Passe que la maturité sexuelle des escargots soit à un ou deux ans d’après les sites que j’avais consultés. Cela tendrait juste à prouver que la salade que j’achète au marché est bourrée de perturbateurs endocriniens qui rendent mes escargots de sept mois précoces et ma fille de dix ans trop vite adolescente. En dehors de ma personne – petite au sens propre – et des courgettes sur le balcon, tout semble grandir trop vite dans ma maison.
Le plus étonnant n’est pas tant cette croissance accélérée que le fait que l’escargot est un champion toutes catégories de la cabriole. Qu’il soit hermaphrodite ne signifie pas qu’il peut se reproduire seul, bien au contraire. Non seulement il a les deux sexes ce qui, si nous pouvions les imiter, règlerait bien des débats politiques en faisant de nous tous des LGBT, mais ses câlins durent douze heures ! Deux heures de préliminaires et dix heures d’accouplement. Qui peut en dire autant ?
Sachant ce phénomène, et renonçant à débattre s’il relèverait plutôt du fantasme ou du cauchemar, j’avais décidé de faire vivre mes trois escargots dans des maisons séparées, tout en leur offrant périodiquement de se rencontrer pour de courtes parties conviviales d’une demi-heure. Je ne voulais pas que leur triste naissance d’escargots scolaires les prive totalement de vie communautaire.
Comment Tagada, le Speedy Gonzales du sexe, a-t-il pu forniquer lors d’une rencontre de quelques minutes ? Avait-il compris que ses quarts d’heure étaient comptés ? Était-ce dans ce but qu’il a échappé quelques instants à ma surveillance sous un laurier ?
Les œufs sont bien présents, dans ma feuille d’essuie-tout bien pliée.

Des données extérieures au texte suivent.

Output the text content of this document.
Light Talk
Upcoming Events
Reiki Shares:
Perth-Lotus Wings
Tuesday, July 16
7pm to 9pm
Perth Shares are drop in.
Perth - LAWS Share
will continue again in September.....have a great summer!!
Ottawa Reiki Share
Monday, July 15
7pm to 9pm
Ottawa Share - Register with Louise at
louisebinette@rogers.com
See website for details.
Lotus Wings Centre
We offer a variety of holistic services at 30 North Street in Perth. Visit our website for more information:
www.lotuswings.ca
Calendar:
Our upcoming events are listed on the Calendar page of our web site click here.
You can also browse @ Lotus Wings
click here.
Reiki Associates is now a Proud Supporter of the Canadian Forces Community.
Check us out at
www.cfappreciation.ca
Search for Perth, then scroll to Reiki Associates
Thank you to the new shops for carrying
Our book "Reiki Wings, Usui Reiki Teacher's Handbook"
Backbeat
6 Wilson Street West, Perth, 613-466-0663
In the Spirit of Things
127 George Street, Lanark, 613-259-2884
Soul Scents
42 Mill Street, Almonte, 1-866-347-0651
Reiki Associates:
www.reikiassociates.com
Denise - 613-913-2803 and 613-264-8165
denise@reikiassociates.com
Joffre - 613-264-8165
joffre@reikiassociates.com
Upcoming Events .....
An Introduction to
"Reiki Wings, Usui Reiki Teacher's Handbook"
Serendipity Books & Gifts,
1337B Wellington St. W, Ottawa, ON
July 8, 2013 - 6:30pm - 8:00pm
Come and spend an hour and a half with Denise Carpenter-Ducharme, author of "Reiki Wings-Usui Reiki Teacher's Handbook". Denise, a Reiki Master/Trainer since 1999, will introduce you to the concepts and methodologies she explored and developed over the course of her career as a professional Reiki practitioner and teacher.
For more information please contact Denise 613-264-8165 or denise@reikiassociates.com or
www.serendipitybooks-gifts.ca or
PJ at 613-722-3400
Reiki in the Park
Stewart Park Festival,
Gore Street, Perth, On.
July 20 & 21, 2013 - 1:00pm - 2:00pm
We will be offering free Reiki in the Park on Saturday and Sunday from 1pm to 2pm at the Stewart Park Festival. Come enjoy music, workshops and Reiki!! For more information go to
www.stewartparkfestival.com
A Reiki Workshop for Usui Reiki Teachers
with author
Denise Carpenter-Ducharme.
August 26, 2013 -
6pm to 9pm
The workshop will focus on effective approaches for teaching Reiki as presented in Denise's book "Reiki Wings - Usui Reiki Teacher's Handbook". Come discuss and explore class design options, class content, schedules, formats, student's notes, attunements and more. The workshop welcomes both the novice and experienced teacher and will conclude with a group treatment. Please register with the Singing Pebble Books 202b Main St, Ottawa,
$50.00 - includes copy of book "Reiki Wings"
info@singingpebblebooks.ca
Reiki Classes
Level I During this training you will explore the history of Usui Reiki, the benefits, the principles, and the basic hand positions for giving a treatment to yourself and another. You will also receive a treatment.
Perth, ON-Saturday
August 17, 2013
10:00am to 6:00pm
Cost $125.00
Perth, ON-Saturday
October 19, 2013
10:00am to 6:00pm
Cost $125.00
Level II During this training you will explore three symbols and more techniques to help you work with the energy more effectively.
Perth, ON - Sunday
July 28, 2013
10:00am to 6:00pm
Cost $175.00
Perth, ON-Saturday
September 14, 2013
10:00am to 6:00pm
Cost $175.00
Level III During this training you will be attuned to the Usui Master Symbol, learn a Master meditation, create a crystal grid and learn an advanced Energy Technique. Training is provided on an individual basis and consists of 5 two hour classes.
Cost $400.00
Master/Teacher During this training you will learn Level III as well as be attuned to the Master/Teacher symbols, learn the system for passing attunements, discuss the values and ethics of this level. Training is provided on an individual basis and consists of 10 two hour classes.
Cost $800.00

Immaculée conception ou non, cent bébés gastéropodes me menacent d’une éclosion prochaine. Suis-je une super héroïne dont le super pouvoir n’est pas de s’envoler ni de lancer des flammes, mais de booster la fertilité des escargots ? Est-ce le signe divin que la reconversion professionnelle à laquelle j’aspire se concrétisera dans l’élevage et la cuisson des gros gris ? On produit de plus en plus de miel de parcs et de terrasses en petite couronne parisienne, pourquoi pas des escargots en élevage bio au-dessus du boulevard pollué car quotidiennement embouteillé que surplombe mon balcon ?

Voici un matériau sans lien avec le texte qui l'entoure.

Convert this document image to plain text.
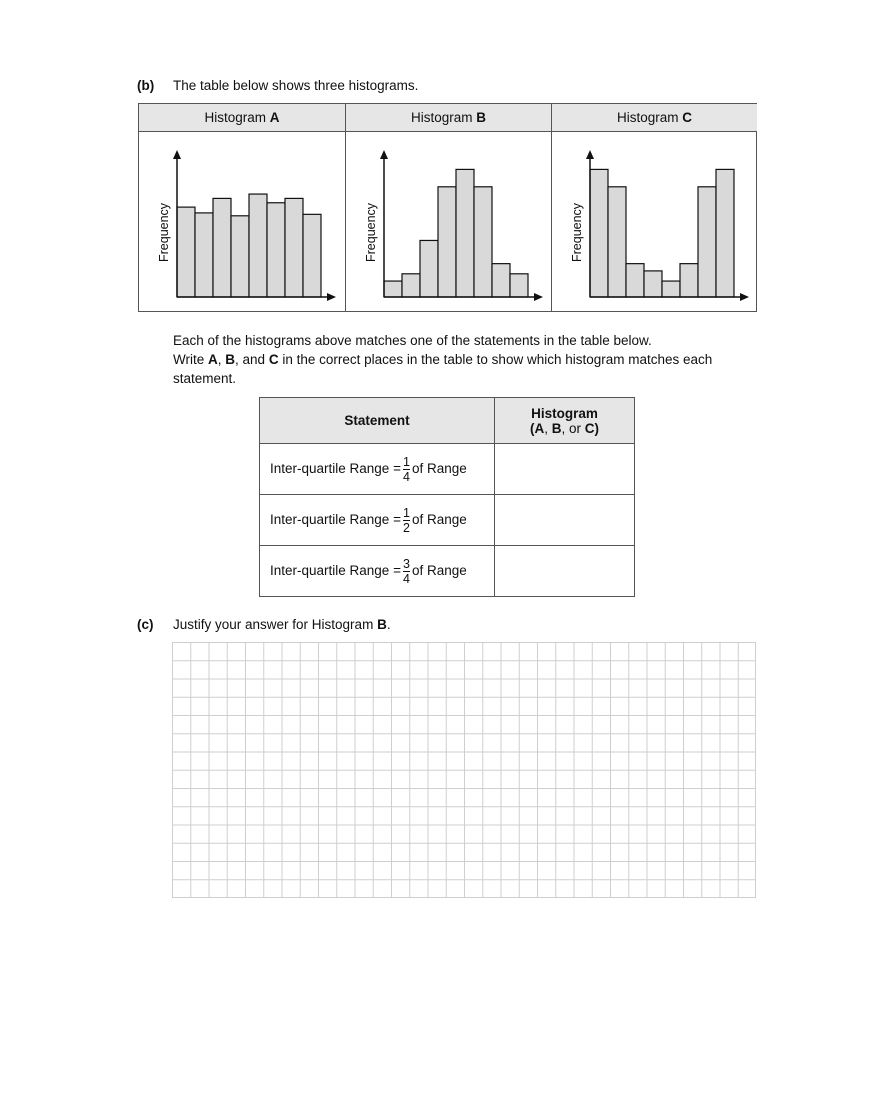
(b) The table below shows three histograms.
Histogram A
Frequency
Histogram B
Frequency
Histogram C
Frequency
Each of the histograms above matches one of the statements in the table below.
Write A, B, and C in the correct places in the table to show which histogram matches each
statement.
Statement	Histogram
(A, B, or C)

Inter-quartile Range = $\frac{1}{4}$ of Range	
Inter-quartile Range = $\frac{1}{2}$ of Range	
Inter-quartile Range = $\frac{3}{4}$ of Range	
(c) Justify your answer for Histogram B.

J’ai avancé loin dans le sentier des dunes. Je suis seule. Je repère un petit coin de terre sableuse, calvitie ronde au milieu des mousses. J’y verse un peu d’eau et creuse un petit trou dans lequel je dépose les œufs que je cache de mon mieux. Prédateurs, canicule ? Il faudra laisser faire la nature. Peut-elle abandonner des petits dont l’existence déjà miraculeuse n’est dû qu’à sa clémence ?
Me dirigeant à la seule clarté de la lune et des étoiles, je rejoins la plage, et j’abandonne au destin mes fruits mystérieux et baveux.
*Voir Bonne Année Janvier 2019, A la table des escargots Février 2019, Lâcher d’escargots Mars 2019.